In the past, molecular mimicry hypothesis suggested that the immune response originally directed to the bacterial Hsps may be re-directed towards their human counterparts and in this way promote development of autoimmune reactions (Albani et al. 1995). While immune cross-reactions between foreign and self-antigens were experimentally confirmed in the case of Hsp40, Hsp60, or Hsp70 chaperones (Kotlarz et al. 2013; van Eden et al. 2017), clinical consequences of such immune cross-reactions have brought ambiguous outcomes (Tukaj and Kaminski 2019; Tukaj et al. 2021; van Eden et al. 2017). Information on a potential contribution of the bacterial Hsp90 (HtpG) in autoimmunity and the immune cross-reactions between HtpG and human Hsp90, however, is generally lacking. Since human Hsp90 shares about 40% sequence identity and 55% similarity with bacterial (E. coli) Hsp90 (Huai et al. 2005), immune cross-reactions between these molecules are theoretically possible. On the other hand, Kawano et al. (2004) found that set of antibodies raised against bacterial HtpG did not cross-react with all four human Hsp90 analogues, and vice versa. Therefore, we postulate that significantly higher levels of self-Hsp90 in the blood of AD patients led to the activation of the humoral autoimmune response and the production of anti-Hsp90 IgE autoantibodies. Since IgE-dependent immune reactions to self-proteins have been already associated with AD by many authorities on the matter (Roesner and Werfel 2019; Tang et al. 2012; Zeller et al. 2009), it is tempting to speculate that autoimmune reactions towards self-Hsp90 play an important role in the pathogenesis of AD. In fact, autoreactive IgE can also be found in other inflammatory skin diseases, such as autoimmune bullous diseases (AIBD). For example, patients suffering from the bullous pemphigoid, the most common form of AIBD, are IgG-, IgA-, or IgE-sensitized to the hemidesmosomal BP180 NC16A protein of the dermal–epidermal junction (Liu et al. 2017). The relevance of anti-Hsp90 IgE in AD, however, needs to be further examined since no significant associations between the levels of anti-Hsp90 IgE and total IgE or the clinical severity of AD were found in this study. On the other hand, lack of significant associations between anti-Hsp90 IgE and comorbidities (i.e., asthma, allergic rhinitis, or conjunctivitis) in AD patients may suggest a disease-specific IgE-dependent immune response to Hsp90 in AD.

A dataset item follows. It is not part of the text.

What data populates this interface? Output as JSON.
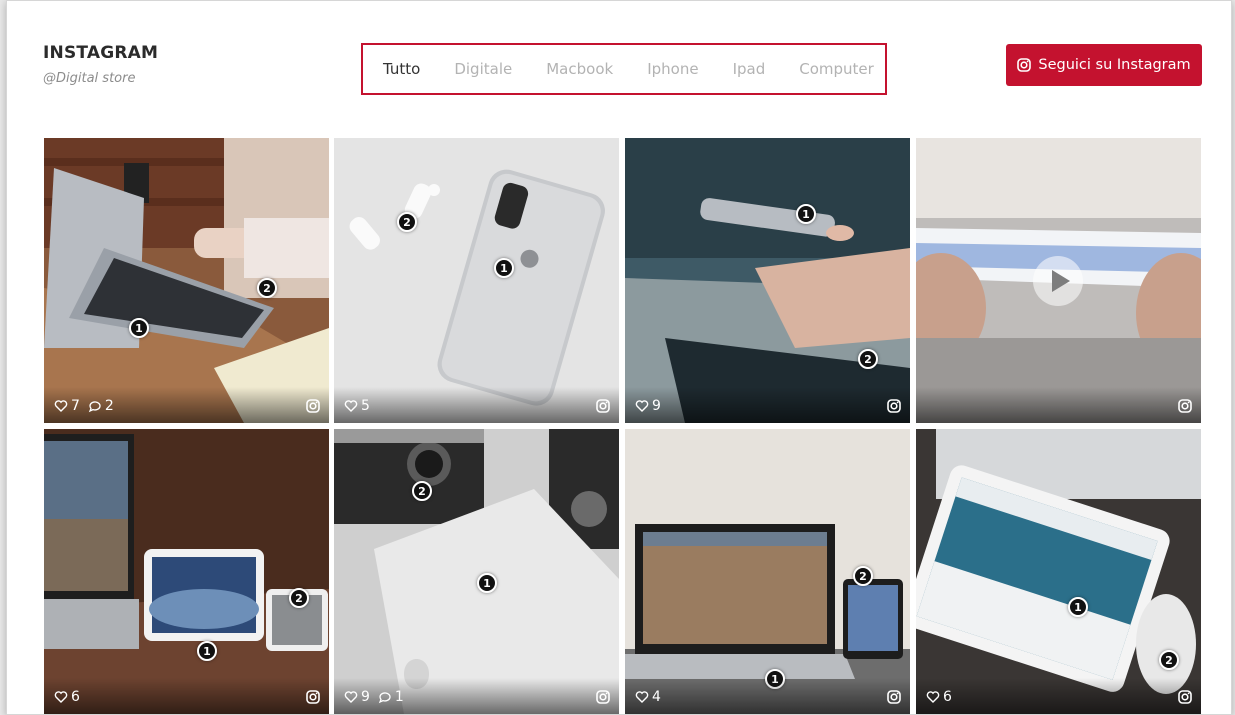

Finally, numerous studies have shown that pharmacological inhibition of Hsp90 is successfully used in murine models of (auto)inflammatory diseases including AIBD via modulation of humoral and cellular immune responses (Kasperkiewicz et al. 2011; Tukaj et al. 2017a, 2015a, 2014a; Tukaj and Węgrzyn 2016; Tukaj et al. 2014b; 2015b), further supporting a potential role of this chaperone in the inflammatory process.

Conclusions

Although further studies on a larger group of patients and additional experimental analysis are needed to confirm the present data, our results suggest that extracellular Hsp90 and autoantibodies to the Hsp90 deserve attention in the study of the mechanisms that promote the development and maintenance of atopic dermatitis.